Two years ago today, this little sweetheart entered the world. Not without putting mama through the wringer first though... I think he has made up for it by begin the sweetest, cuddliest, most even-tempered baby/child since.
With the Sproglette, I had a pretty zen labor - as zen as you can get after 66 hours. Booker's labor felt wrong. I just knew something was not right in there. I spent 7 hours in transition had a bumpy hellish emergency ambulance ride from my lovely birthing center to the hospital, cussed out a couple of nurses (for which I apologized profusely later) Being a nurse you would have thought I would have had at least the tiniest bit of self control - that is how far gone I was, how far removed I was from my inner core. I was lost in the pain but not a normal, this is getting you a baby pain. This was frantic inner scream that something was wrong, and the helplessness to move out of the way of the speeding train.

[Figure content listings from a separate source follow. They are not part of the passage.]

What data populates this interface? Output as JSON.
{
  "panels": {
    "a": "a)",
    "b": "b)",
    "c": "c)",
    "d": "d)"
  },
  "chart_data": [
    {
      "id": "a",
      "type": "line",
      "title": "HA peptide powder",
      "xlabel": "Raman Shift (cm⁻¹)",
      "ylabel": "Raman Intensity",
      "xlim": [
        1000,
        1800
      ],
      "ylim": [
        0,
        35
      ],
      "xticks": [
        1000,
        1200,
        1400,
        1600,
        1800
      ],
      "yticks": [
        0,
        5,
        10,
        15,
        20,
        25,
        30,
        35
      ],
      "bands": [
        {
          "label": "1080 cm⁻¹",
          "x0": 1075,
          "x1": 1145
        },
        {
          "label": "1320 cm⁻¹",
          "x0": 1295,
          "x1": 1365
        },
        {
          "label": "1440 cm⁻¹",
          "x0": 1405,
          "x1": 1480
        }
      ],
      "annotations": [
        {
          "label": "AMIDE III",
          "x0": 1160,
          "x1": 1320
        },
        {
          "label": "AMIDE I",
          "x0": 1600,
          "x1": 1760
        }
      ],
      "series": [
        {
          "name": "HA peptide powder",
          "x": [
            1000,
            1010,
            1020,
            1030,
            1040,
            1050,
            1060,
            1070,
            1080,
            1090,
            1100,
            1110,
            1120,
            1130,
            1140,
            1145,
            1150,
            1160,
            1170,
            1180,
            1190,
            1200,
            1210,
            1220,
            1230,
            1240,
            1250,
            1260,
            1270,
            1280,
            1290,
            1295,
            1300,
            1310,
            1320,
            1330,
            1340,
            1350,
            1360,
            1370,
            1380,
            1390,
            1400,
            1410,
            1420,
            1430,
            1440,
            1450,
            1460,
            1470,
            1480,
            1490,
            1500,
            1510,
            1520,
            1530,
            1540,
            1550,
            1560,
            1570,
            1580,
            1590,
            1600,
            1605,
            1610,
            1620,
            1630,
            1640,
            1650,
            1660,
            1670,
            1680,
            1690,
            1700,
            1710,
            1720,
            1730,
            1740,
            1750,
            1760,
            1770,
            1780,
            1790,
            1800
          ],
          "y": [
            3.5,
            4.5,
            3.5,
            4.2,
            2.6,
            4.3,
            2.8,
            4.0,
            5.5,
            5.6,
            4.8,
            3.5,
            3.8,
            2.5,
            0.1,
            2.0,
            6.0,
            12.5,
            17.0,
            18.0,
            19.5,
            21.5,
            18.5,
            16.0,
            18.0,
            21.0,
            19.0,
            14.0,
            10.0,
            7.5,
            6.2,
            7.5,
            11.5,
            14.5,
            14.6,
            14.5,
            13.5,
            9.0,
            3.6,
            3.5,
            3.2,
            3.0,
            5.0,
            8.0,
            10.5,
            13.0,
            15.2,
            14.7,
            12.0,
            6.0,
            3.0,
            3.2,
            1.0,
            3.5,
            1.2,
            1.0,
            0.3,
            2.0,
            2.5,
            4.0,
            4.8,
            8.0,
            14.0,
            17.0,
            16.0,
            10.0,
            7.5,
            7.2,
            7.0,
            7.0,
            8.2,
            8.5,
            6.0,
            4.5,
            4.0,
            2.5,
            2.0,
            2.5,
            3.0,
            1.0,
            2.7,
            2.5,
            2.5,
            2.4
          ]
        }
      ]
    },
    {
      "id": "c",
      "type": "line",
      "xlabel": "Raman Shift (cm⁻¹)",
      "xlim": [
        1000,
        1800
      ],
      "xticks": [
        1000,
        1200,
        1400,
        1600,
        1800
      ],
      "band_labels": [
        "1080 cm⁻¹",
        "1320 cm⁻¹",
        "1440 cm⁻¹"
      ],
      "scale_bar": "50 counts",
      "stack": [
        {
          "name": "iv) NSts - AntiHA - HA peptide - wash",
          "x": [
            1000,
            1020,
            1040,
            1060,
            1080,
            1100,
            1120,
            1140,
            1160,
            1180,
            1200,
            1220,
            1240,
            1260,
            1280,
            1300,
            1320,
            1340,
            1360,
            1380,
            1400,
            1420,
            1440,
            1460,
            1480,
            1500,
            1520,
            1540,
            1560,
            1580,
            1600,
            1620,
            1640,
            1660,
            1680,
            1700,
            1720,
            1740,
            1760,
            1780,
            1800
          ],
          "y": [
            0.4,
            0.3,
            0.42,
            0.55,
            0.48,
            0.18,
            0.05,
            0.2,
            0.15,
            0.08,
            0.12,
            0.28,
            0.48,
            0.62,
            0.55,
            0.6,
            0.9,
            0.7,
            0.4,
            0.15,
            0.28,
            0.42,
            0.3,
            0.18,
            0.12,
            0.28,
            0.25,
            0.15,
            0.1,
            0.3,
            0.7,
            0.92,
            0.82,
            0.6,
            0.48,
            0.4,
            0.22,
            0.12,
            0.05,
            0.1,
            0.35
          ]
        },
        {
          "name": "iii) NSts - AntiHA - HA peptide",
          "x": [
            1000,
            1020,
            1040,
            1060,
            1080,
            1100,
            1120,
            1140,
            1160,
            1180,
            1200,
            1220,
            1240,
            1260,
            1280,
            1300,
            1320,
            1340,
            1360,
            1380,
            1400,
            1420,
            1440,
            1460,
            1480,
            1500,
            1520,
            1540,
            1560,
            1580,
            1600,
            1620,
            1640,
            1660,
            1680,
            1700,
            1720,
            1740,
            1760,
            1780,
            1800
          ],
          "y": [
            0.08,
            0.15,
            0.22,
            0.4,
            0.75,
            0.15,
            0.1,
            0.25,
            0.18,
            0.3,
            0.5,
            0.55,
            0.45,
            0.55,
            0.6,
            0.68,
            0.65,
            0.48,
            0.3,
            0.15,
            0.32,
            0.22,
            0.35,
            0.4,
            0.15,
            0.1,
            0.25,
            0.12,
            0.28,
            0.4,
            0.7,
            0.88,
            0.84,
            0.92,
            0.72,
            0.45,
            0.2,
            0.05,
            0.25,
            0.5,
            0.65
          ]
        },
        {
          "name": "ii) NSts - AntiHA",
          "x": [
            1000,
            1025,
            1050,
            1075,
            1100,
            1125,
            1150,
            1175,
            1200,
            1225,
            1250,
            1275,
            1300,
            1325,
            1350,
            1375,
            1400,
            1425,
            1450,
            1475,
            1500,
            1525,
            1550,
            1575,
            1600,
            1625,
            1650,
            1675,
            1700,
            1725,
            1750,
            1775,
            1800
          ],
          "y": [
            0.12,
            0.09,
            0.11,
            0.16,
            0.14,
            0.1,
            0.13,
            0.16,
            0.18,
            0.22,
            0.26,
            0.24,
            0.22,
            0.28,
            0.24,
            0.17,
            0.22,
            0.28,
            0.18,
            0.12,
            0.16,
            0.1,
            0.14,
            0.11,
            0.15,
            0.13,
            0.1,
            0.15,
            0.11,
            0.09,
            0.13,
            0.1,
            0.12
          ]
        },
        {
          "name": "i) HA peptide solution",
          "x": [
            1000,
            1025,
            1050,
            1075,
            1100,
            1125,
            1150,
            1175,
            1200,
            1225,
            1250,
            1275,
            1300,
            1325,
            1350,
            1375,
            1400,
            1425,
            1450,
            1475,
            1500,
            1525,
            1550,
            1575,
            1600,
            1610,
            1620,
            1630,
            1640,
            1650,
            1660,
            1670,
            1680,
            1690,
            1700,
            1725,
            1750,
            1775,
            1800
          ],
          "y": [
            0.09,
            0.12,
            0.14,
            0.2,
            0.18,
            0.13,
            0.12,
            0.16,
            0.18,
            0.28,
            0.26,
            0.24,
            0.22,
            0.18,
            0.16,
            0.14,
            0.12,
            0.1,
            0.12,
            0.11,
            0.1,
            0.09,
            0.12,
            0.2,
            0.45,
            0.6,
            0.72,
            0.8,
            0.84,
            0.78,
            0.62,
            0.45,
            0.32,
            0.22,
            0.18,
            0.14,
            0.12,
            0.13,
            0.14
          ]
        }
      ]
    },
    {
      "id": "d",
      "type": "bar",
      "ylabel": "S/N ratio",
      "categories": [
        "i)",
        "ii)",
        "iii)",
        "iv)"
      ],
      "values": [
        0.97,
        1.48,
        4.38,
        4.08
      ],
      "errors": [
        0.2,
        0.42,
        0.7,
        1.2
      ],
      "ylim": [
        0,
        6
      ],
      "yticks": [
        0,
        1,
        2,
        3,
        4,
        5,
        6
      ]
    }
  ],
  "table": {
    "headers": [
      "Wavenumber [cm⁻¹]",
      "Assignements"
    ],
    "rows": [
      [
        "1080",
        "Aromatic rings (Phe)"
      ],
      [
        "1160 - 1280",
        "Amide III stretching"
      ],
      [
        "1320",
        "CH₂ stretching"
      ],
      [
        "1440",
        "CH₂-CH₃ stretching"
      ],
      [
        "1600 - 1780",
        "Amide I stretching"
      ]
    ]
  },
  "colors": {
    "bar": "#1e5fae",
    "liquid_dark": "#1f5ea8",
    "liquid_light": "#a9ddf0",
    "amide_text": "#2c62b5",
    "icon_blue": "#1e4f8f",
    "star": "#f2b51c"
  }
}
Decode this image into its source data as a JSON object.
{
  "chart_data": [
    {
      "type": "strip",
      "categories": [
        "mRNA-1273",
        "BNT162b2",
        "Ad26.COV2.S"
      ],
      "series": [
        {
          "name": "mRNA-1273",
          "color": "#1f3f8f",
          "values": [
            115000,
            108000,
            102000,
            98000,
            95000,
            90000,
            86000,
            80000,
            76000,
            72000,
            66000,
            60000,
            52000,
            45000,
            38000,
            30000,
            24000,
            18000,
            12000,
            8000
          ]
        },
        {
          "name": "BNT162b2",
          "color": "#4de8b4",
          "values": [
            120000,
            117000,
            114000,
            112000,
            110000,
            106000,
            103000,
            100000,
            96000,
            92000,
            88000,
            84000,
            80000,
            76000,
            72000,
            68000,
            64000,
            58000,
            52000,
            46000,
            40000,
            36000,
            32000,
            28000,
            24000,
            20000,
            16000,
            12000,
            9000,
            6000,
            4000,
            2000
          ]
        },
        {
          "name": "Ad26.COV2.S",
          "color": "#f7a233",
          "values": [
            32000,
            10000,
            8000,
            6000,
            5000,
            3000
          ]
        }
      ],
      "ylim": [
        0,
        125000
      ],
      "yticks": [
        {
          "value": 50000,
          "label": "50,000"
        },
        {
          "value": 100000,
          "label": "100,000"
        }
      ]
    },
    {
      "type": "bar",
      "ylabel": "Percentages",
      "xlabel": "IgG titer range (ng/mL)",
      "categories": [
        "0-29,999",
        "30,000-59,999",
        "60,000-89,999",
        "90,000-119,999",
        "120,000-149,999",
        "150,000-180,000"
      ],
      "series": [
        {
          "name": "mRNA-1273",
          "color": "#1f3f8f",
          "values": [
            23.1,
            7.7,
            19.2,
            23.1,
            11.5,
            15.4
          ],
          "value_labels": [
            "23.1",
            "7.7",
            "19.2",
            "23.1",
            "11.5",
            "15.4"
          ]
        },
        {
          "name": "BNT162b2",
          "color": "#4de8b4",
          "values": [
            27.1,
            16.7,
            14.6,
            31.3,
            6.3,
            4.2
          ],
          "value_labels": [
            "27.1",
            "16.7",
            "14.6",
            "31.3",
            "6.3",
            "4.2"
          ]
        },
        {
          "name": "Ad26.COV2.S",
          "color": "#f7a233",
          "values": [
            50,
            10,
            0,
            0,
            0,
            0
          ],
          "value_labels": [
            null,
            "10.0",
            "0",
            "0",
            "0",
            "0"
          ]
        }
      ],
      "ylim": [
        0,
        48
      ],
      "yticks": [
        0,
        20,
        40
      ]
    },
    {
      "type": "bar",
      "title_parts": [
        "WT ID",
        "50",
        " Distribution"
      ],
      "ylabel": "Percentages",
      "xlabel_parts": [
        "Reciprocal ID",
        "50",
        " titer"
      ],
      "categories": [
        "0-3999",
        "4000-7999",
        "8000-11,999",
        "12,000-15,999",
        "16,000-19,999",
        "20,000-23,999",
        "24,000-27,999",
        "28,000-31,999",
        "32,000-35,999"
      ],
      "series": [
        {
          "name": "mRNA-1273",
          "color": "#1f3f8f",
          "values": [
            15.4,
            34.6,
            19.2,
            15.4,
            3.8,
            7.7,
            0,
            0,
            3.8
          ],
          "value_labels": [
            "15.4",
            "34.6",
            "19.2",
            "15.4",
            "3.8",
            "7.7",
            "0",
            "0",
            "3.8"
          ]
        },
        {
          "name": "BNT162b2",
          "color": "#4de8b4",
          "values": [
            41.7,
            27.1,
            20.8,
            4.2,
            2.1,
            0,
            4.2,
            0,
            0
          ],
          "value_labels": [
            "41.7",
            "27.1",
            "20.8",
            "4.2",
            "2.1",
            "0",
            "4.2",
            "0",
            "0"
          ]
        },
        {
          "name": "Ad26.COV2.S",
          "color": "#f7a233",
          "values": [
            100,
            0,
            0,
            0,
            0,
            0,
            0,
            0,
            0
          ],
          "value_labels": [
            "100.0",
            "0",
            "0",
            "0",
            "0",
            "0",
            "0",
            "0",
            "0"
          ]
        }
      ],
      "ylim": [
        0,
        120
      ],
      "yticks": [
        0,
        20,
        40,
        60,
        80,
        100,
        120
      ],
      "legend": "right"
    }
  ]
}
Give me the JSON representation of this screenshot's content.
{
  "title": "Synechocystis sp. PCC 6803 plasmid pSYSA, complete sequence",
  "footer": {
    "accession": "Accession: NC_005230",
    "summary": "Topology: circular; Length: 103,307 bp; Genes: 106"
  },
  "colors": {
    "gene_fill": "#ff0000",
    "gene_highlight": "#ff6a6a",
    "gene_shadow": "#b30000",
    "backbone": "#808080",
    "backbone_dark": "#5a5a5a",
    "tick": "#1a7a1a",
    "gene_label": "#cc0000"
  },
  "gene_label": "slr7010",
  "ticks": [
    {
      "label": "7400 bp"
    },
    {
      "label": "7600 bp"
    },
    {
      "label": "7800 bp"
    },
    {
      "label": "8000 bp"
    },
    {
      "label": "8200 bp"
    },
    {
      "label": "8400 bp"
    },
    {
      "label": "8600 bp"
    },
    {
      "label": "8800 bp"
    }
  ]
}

After my uterus shoved him out of me in a gush - so slippery and fast that my midwife flipped him up onto my belly in order not to drop him on the floor - I felt the most overwhelming feeling of relief that I would never have to do this again. As they whisked him to the baby docs to suction the meconium, I was just so relieved he was alive and out of me.
This is the labor that said to my partner and I , no more. We have replicated ourselves, three would be tempting the fates, three would be selfish, three would be too much.
I am so glad he is here, and he is worth it all. I did have to go through the worst of myself to get him, but he is the best of rewards.